GSK also set up a special unit to fend off bribery investigations, he said. Employees had obstructed previous inquiries into possible misconduct by bribing investigators and other government officials.

In a separate statement, police in the central city of Changsha, where the investigation began, said Reilly and two Chinese executives also are accused of bribing government officials in Beijing and Shanghai.

Police in Changsha said last July that employees appeared to be trying to evade GSK's internal anti-bribery controls by making payments totaling as much as 3 billion yuan ($490 million) to a travel agency that gave back at least part of that money.

One of the detained Chinese employees was shown on state television at that time describing how he paid bribes to government officials to win support for use of the company's medications.

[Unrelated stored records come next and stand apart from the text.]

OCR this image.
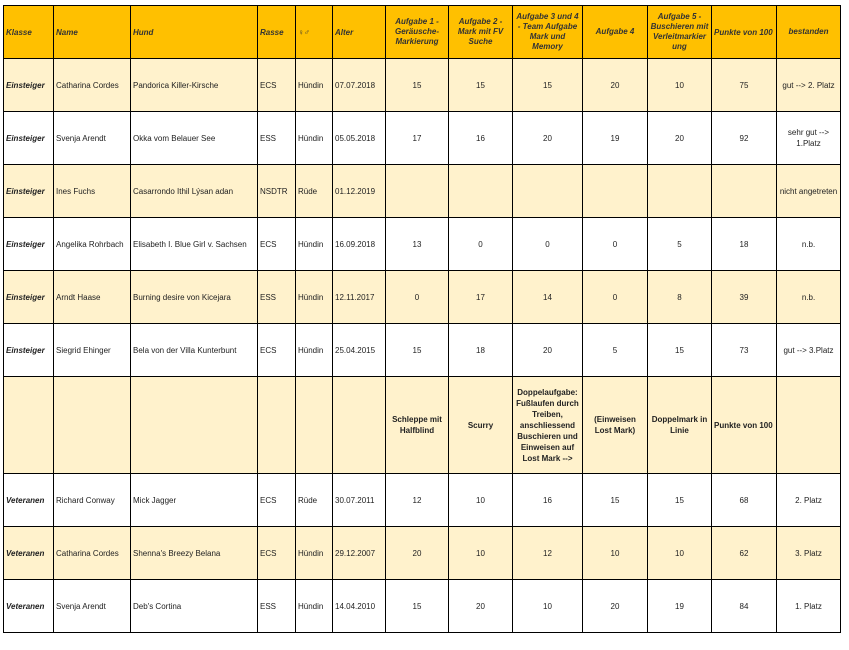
Klasse	Name	Hund	Rasse	♀♂	Alter	Aufgabe 1 - Geräusche-Markierung	Aufgabe 2 - Mark mit FV Suche	Aufgabe 3 und 4 - Team Aufgabe Mark und Memory	Aufgabe 4	Aufgabe 5 - Buschieren mit Verleitmarkier ung	Punkte von 100	bestanden
Einsteiger	Catharina Cordes	Pandorica Killer-Kirsche	ECS	Hündin	07.07.2018	15	15	15	20	10	75	gut --> 2. Platz
Einsteiger	Svenja Arendt	Okka vom Belauer See	ESS	Hündin	05.05.2018	17	16	20	19	20	92	sehr gut --> 1.Platz
Einsteiger	Ines Fuchs	Casarrondo Ithil Lýsan adan	NSDTR	Rüde	01.12.2019							nicht angetreten
Einsteiger	Angelika Rohrbach	Elisabeth I. Blue Girl v. Sachsen	ECS	Hündin	16.09.2018	13	0	0	0	5	18	n.b.
Einsteiger	Arndt Haase	Burning desire von Kicejara	ESS	Hündin	12.11.2017	0	17	14	0	8	39	n.b.
Einsteiger	Siegrid Ehinger	Bela von der Villa Kunterbunt	ECS	Hündin	25.04.2015	15	18	20	5	15	73	gut --> 3.Platz
						Schleppe mit Halfblind	Scurry	Doppelaufgabe: Fußlaufen durch Treiben, anschliessend Buschieren und Einweisen auf Lost Mark -->	(Einweisen Lost Mark)	Doppelmark in Linie	Punkte von 100	
Veteranen	Richard Conway	Mick Jagger	ECS	Rüde	30.07.2011	12	10	16	15	15	68	2. Platz
Veteranen	Catharina Cordes	Shenna's Breezy Belana	ECS	Hündin	29.12.2007	20	10	12	10	10	62	3. Platz
Veteranen	Svenja Arendt	Deb's Cortina	ESS	Hündin	14.04.2010	15	20	10	20	19	84	1. Platz
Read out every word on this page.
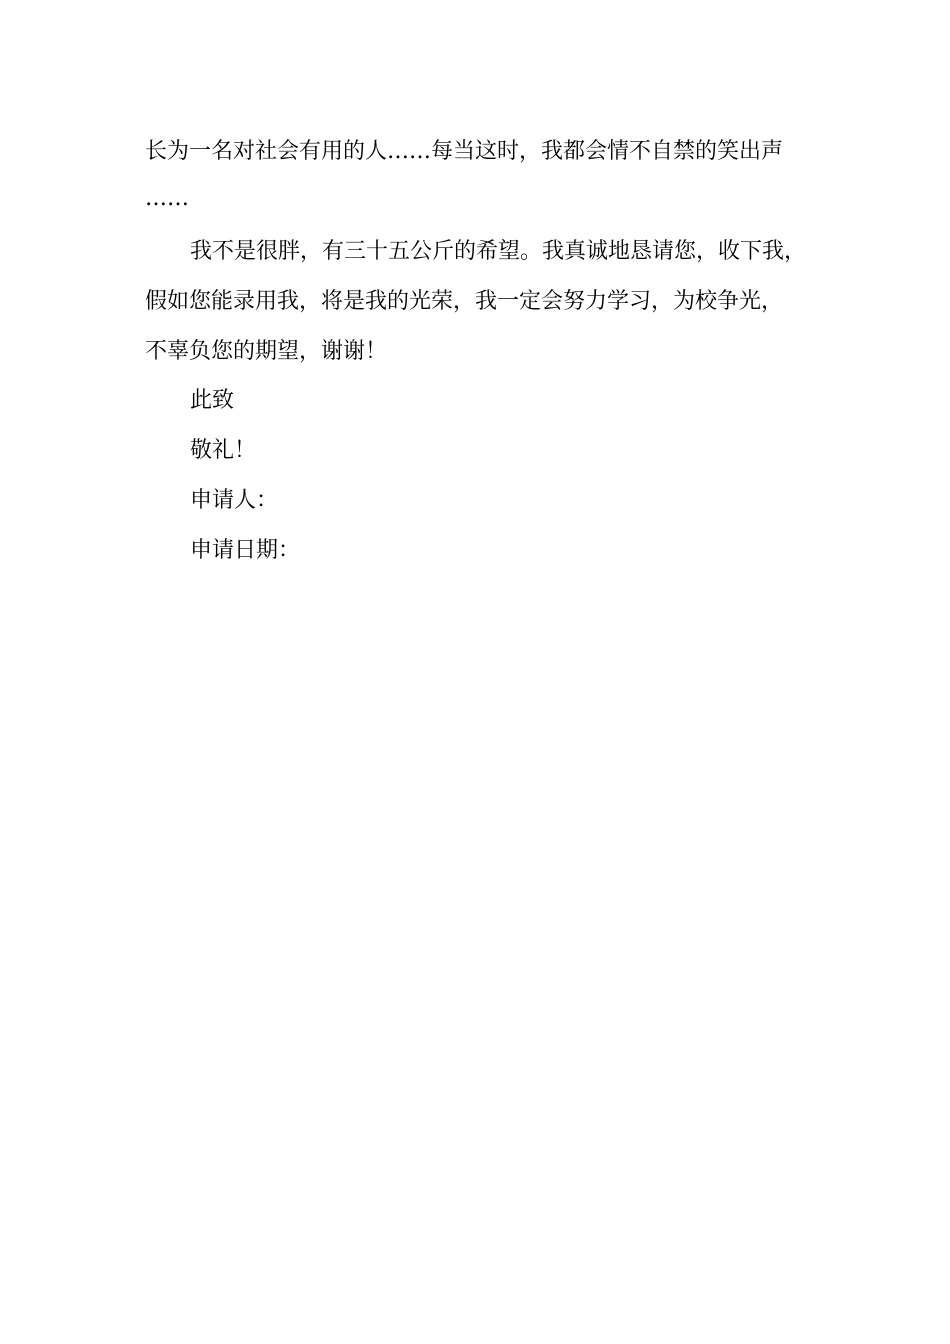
长为一名对社会有用的人……每当这时，我都会情不自禁的笑出声
……
我不是很胖，有三十五公斤的希望。我真诚地恳请您，收下我，
假如您能录用我，将是我的光荣，我一定会努力学习，为校争光，
不辜负您的期望，谢谢！
此致
敬礼！
申请人：
申请日期：
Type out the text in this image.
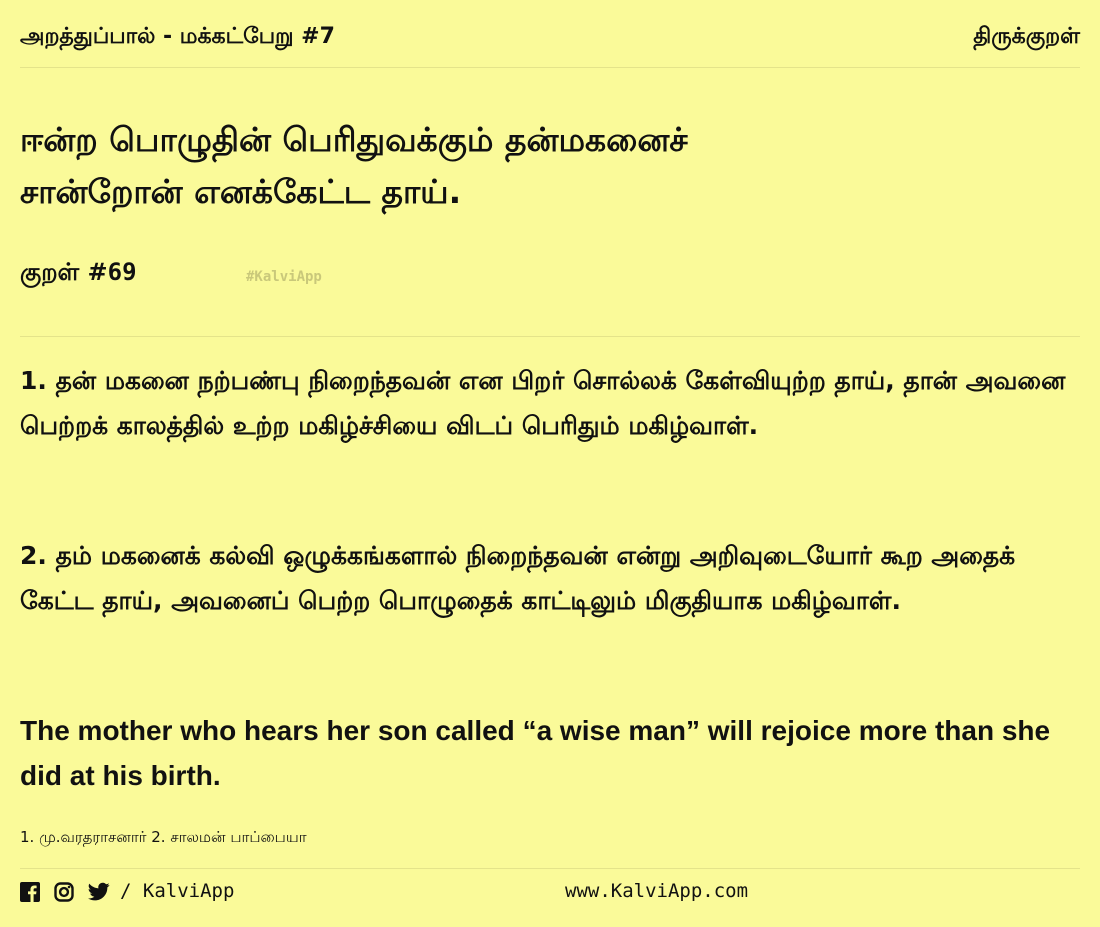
அறத்துப்பால் - மக்கட்பேறு #7	திருக்குறள்
ஈன்ற பொழுதின் பெரிதுவக்கும் தன்மகனைச்
சான்றோன் எனக்கேட்ட தாய்.
குறள் #69	#KalviApp
1. தன் மகனை நற்பண்பு நிறைந்தவன் என பிறர் சொல்லக் கேள்வியுற்ற தாய், தான் அவனை பெற்றக் காலத்தில் உற்ற மகிழ்ச்சியை விடப் பெரிதும் மகிழ்வாள்.
2. தம் மகனைக் கல்வி ஒழுக்கங்களால் நிறைந்தவன் என்று அறிவுடையோர் கூற அதைக் கேட்ட தாய், அவனைப் பெற்ற பொழுதைக் காட்டிலும் மிகுதியாக மகிழ்வாள்.
The mother who hears her son called “a wise man” will rejoice more than she did at his birth.
1. மு.வரதராசனார் 2. சாலமன் பாப்பையா
/ KalviApp	www.KalviApp.com
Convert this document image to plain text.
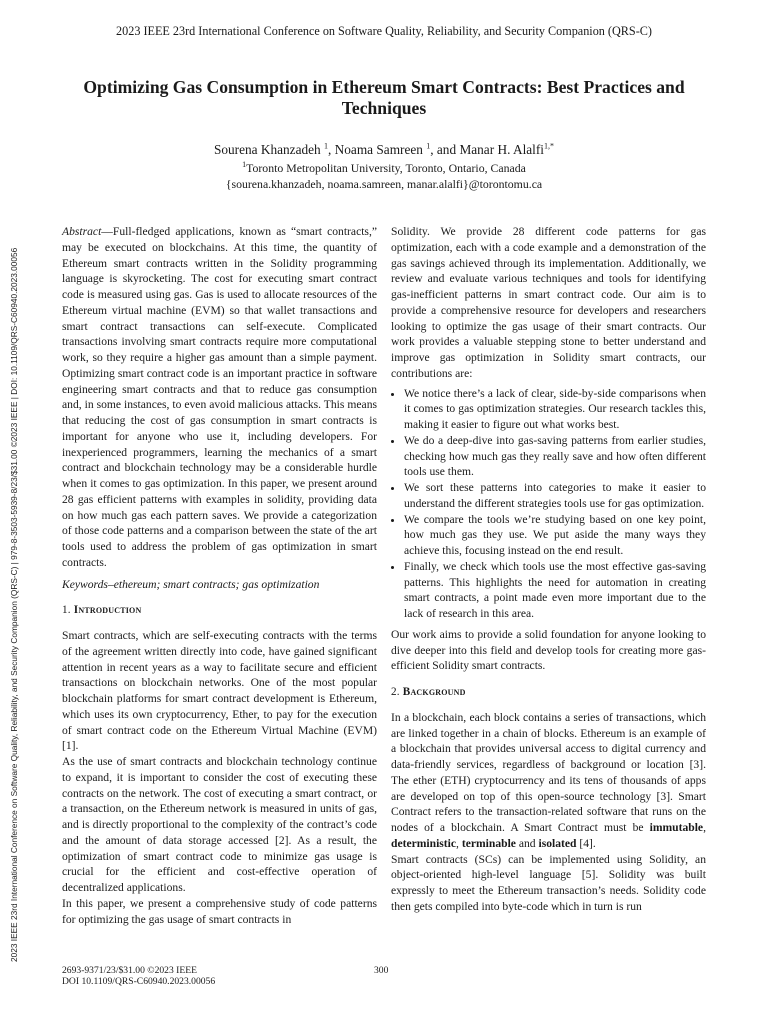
2023 IEEE 23rd International Conference on Software Quality, Reliability, and Security Companion (QRS-C)
2023 IEEE 23rd International Conference on Software Quality, Reliability, and Security Companion (QRS-C) | 979-8-3503-5939-8/23/$31.00 ©2023 IEEE | DOI: 10.1109/QRS-C60940.2023.00056
Optimizing Gas Consumption in Ethereum Smart Contracts: Best Practices and Techniques
Sourena Khanzadeh $^1$, Noama Samreen $^1$, and Manar H. Alalfi$^{1,*}$
$^1$Toronto Metropolitan University, Toronto, Ontario, Canada
{sourena.khanzadeh, noama.samreen, manar.alalfi}@torontomu.ca

Abstract—Full-fledged applications, known as “smart contracts,” may be executed on blockchains. At this time, the quantity of Ethereum smart contracts written in the Solidity programming language is skyrocketing. The cost for executing smart contract code is measured using gas. Gas is used to allocate resources of the Ethereum virtual machine (EVM) so that wallet transactions and smart contract transactions can self-execute. Complicated transactions involving smart contracts require more computational work, so they require a higher gas amount than a simple payment. Optimizing smart contract code is an important practice in software engineering smart contracts and that to reduce gas consumption and, in some instances, to even avoid malicious attacks. This means that reducing the cost of gas consumption in smart contracts is important for anyone who use it, including developers. For inexperienced programmers, learning the mechanics of a smart contract and blockchain technology may be a considerable hurdle when it comes to gas optimization. In this paper, we present around 28 gas efficient patterns with examples in solidity, providing data on how much gas each pattern saves. We provide a categorization of those code patterns and a comparison between the state of the art tools used to address the problem of gas optimization in smart contracts.

Keywords–ethereum; smart contracts; gas optimization

1. Introduction

Smart contracts, which are self-executing contracts with the terms of the agreement written directly into code, have gained significant attention in recent years as a way to facilitate secure and efficient transactions on blockchain networks. One of the most popular blockchain platforms for smart contract development is Ethereum, which uses its own cryptocurrency, Ether, to pay for the execution of smart contract code on the Ethereum Virtual Machine (EVM) [1].

As the use of smart contracts and blockchain technology continue to expand, it is important to consider the cost of executing these contracts on the network. The cost of executing a smart contract, or a transaction, on the Ethereum network is measured in units of gas, and is directly proportional to the complexity of the contract’s code and the amount of data storage accessed [2]. As a result, the optimization of smart contract code to minimize gas usage is crucial for the efficient and cost-effective operation of decentralized applications.

In this paper, we present a comprehensive study of code patterns for optimizing the gas usage of smart contracts in

Solidity. We provide 28 different code patterns for gas optimization, each with a code example and a demonstration of the gas savings achieved through its implementation. Additionally, we review and evaluate various techniques and tools for identifying gas-inefficient patterns in smart contract code. Our aim is to provide a comprehensive resource for developers and researchers looking to optimize the gas usage of their smart contracts. Our work provides a valuable stepping stone to better understand and improve gas optimization in Solidity smart contracts, our contributions are:

• We notice there’s a lack of clear, side-by-side comparisons when it comes to gas optimization strategies. Our research tackles this, making it easier to figure out what works best.
• We do a deep-dive into gas-saving patterns from earlier studies, checking how much gas they really save and how often different tools use them.
• We sort these patterns into categories to make it easier to understand the different strategies tools use for gas optimization.
• We compare the tools we’re studying based on one key point, how much gas they use. We put aside the many ways they achieve this, focusing instead on the end result.
• Finally, we check which tools use the most effective gas-saving patterns. This highlights the need for automation in creating smart contracts, a point made even more important due to the lack of research in this area.

Our work aims to provide a solid foundation for anyone looking to dive deeper into this field and develop tools for creating more gas-efficient Solidity smart contracts.

2. Background

In a blockchain, each block contains a series of transactions, which are linked together in a chain of blocks. Ethereum is an example of a blockchain that provides universal access to digital currency and data-friendly services, regardless of background or location [3]. The ether (ETH) cryptocurrency and its tens of thousands of apps are developed on top of this open-source technology [3]. Smart Contract refers to the transaction-related software that runs on the nodes of a blockchain. A Smart Contract must be immutable, deterministic, terminable and isolated [4].

Smart contracts (SCs) can be implemented using Solidity, an object-oriented high-level language [5]. Solidity was built expressly to meet the Ethereum transaction’s needs. Solidity code then gets compiled into byte-code which in turn is run

2693-9371/23/$31.00 ©2023 IEEE
DOI 10.1109/QRS-C60940.2023.00056
300
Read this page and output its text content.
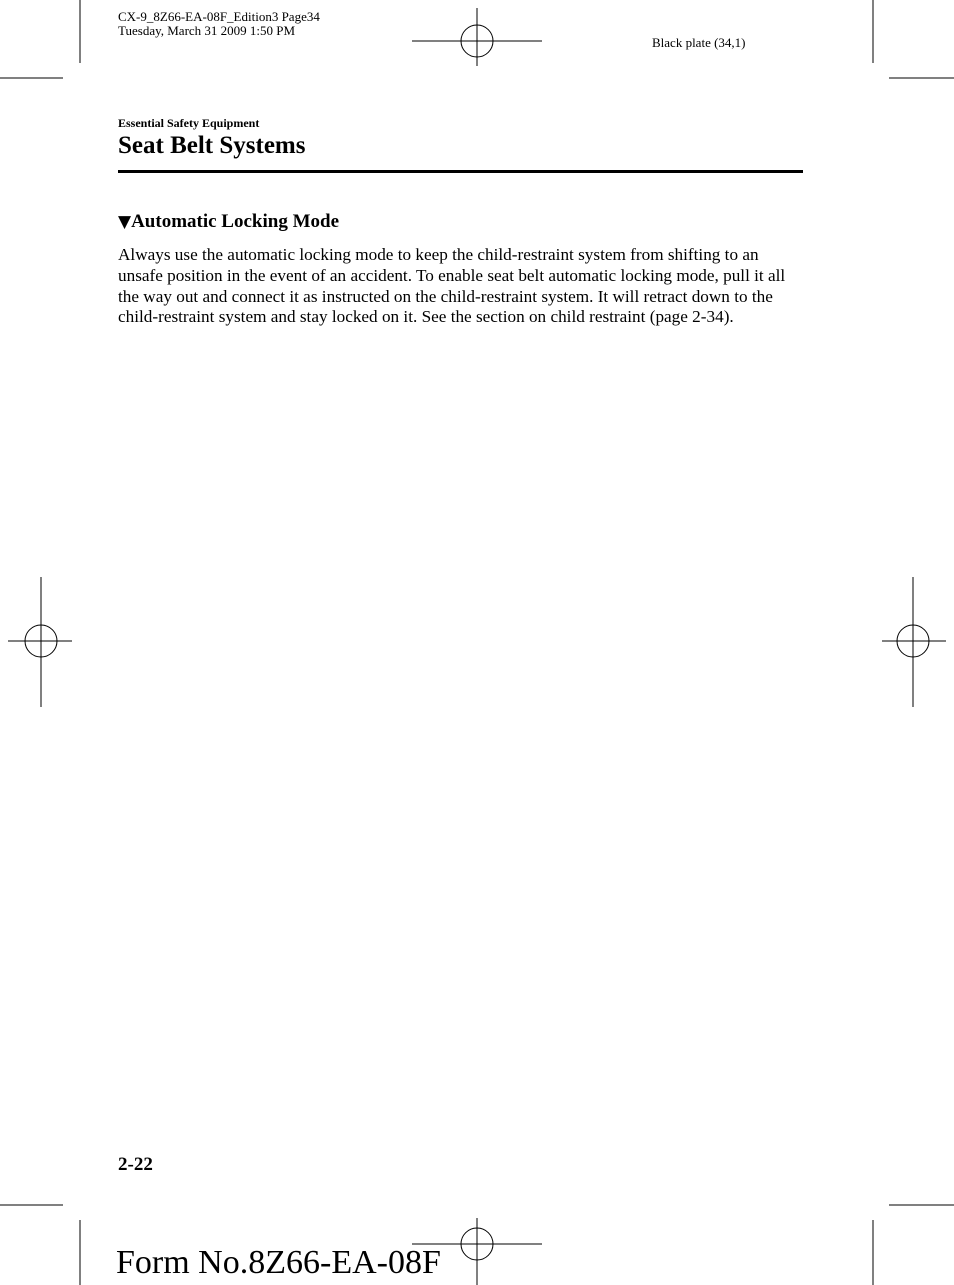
CX-9_8Z66-EA-08F_Edition3 Page34
Tuesday, March 31 2009 1:50 PM
Black plate (34,1)
Essential Safety Equipment
Seat Belt Systems
▼Automatic Locking Mode
Always use the automatic locking mode to keep the child-restraint system from shifting to an unsafe position in the event of an accident. To enable seat belt automatic locking mode, pull it all the way out and connect it as instructed on the child-restraint system. It will retract down to the child-restraint system and stay locked on it. See the section on child restraint (page 2-34).
2-22
Form No.8Z66-EA-08F
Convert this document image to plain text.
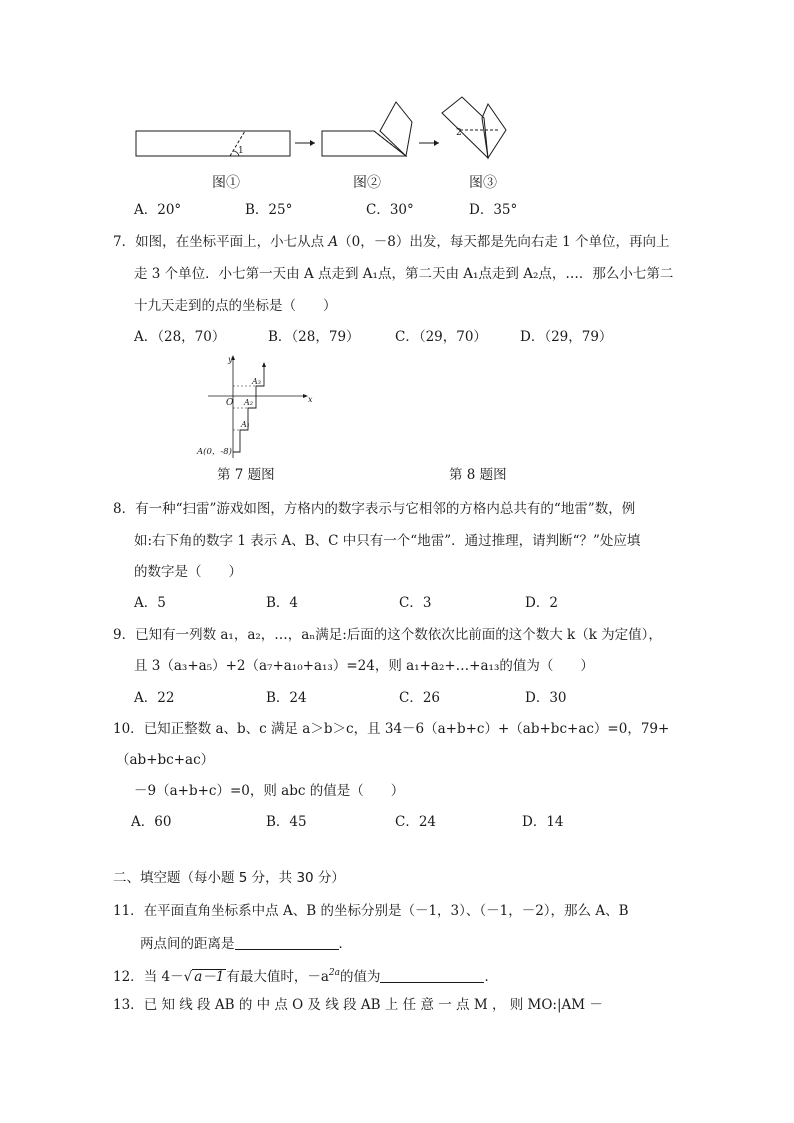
1
2
图①	图②	图③
A．20°	B．25°	C．30°	D．35°
7．如图，在坐标平面上，小七从点 A（0，－8）出发，每天都是先向右走 1 个单位，再向上
走 3 个单位．小七第一天由 A 点走到 A₁点，第二天由 A₁点走到 A₂点，…．那么小七第二
十九天走到的点的坐标是（　　）
A．（28，70）	B．（28，79）	C．（29，70） D．（29，79）
y
x
O
A₁
A₂
A₃
A(0，-8)
第 7 题图	第 8 题图
8．有一种“扫雷”游戏如图，方格内的数字表示与它相邻的方格内总共有的“地雷”数，例
如:右下角的数字 1 表示 A、B、C 中只有一个“地雷”．通过推理，请判断“？”处应填
的数字是（　　）
A．5	B．4	C．3	D．2
9．已知有一列数 a₁，a₂，…，aₙ满足:后面的这个数依次比前面的这个数大 k（k 为定值），
且 3（a₃+a₅）+2（a₇+a₁₀+a₁₃）=24，则 a₁+a₂+…+a₁₃的值为（　　）
A．22	B．24	C．26	D．30
10．已知正整数 a、b、c 满足 a＞b＞c，且 34－6（a+b+c）+（ab+bc+ac）=0，79+
（ab+bc+ac）
－9（a+b+c）=0，则 abc 的值是（　　）
A．60	B．45	C．24	D．14
二、填空题（每小题 5 分，共 30 分）
11．在平面直角坐标系中点 A、B 的坐标分别是（－1，3）、（－1，－2），那么 A、B
两点间的距离是	．
12．当 4－√ a－1 有最大值时，$-a^{2a}$的值为	．
13．已 知 线 段 AB 的 中 点 O 及 线 段 AB 上 任 意 一 点 M ， 则 MO:|AM －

The British Embassy in Beijing said it could not comment while the case was underway and referred questions to GSK.

Gao said possible charges include bribing nongovernment workers and bribing corporate units, while GSK might face charges of corporate bribery.

GSK said previously it shared the Chinese government's desire to "root out corruption" and supported the investigation.

The company has given the investigation its "full assistance and cooperation," Gao said.

The investigations coincide with efforts by Communist Party leaders to improve China's health system and rein in surging costs of medicine and medical care that are fueling public frustration.

Under the current system, the state-set price to see an oncologist or other specialist is as little as $1.10, less than the cost of a hamburger and too little to cover a hospital's expenses. The top salary for an experienced physician might be as little as $980 per month.

The ruling party has promised higher spending on health care, but economists say that with a population of 1.3 billion people, the cost of a full-scale overhaul will be high.